Agrochemicals constitute the third key segment. Allylamine-based compounds are used in the production of herbicides and plant protection chemicals. As food security becomes a central concern in many parts of the world, especially in Asia and Africa, Allylamine demand from this sector is growing. New formulations are being developed that require Allylamine as a critical input. 

Among end-use industries, the pharmaceutical industry holds the largest market share due to the sheer volume and value of Allylamine used. This is followed by the chemical industry, which utilizes Allylamine for producing downstream products such as polymers, adhesives, and coatings. 

By purity level, pharmaceutical-grade Allylamine commands a premium in the market due to strict quality specifications. Manufacturers in South Korea, the US, and select EU countries specialize in this grade. Industrial grade is more common and widely used in agrochemicals and water treatment. 

Geographically, Asia-Pacific dominates across all segments due to high production, lower costs, and expanding end-user industries. North America remains a significant consumer, especially in pharmaceutical and water treatment segments. Europe, while facing regulatory challenges, still maintains demand from pharmaceutical and specialty chemical companies. 

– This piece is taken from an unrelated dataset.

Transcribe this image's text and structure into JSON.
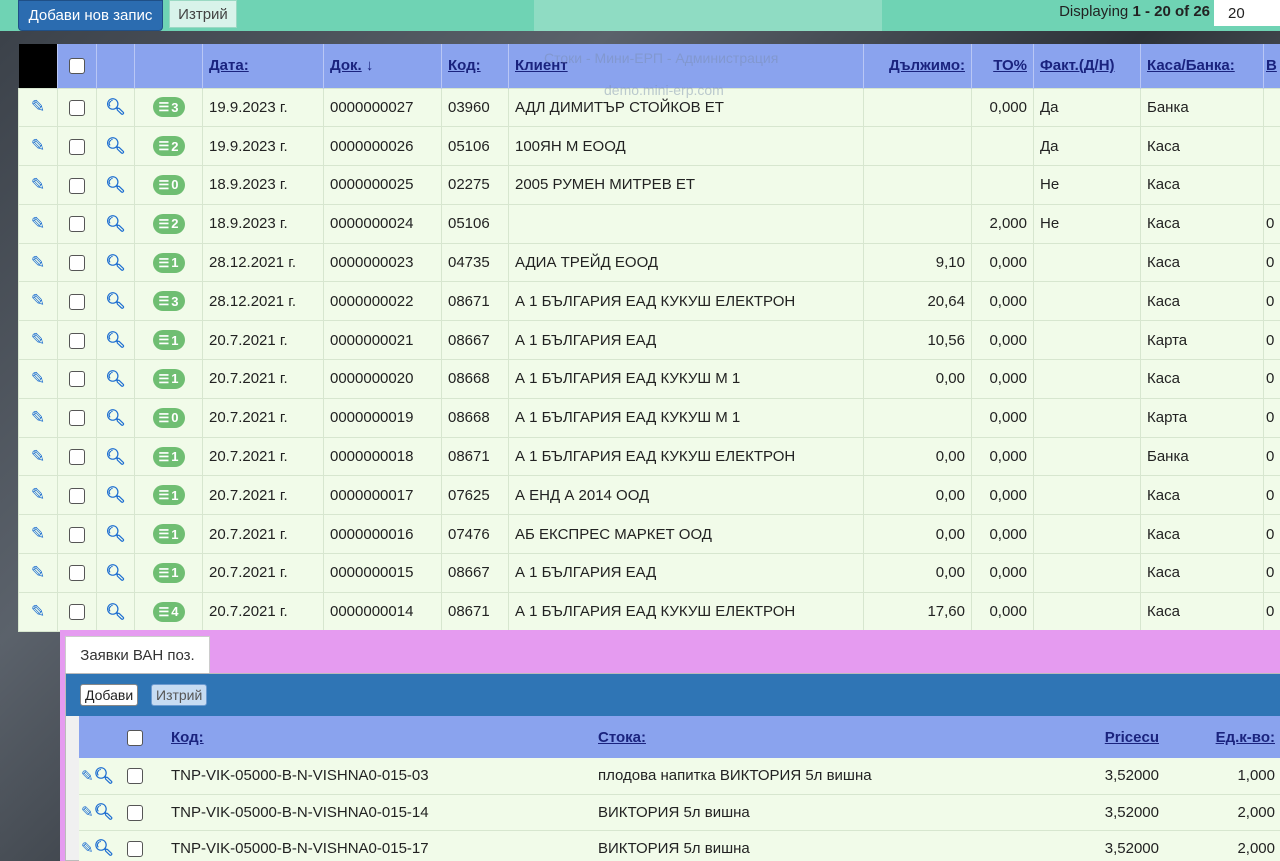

Direct supply continues to be the preferred distribution channel for large-scale buyers like pharmaceutical companies. However, the role of chemical distributors is becoming more prominent in regions like Latin America and Africa, where local sourcing relationships are still developing. 

The Allylamine market segmentation highlights the compound’s broad utility across vital industries. Pharmaceutical and water treatment segments are expected to remain the dominant applications, while regional growth will continue to be driven by Asia-Pacific and Latin America through 2025 and beyond.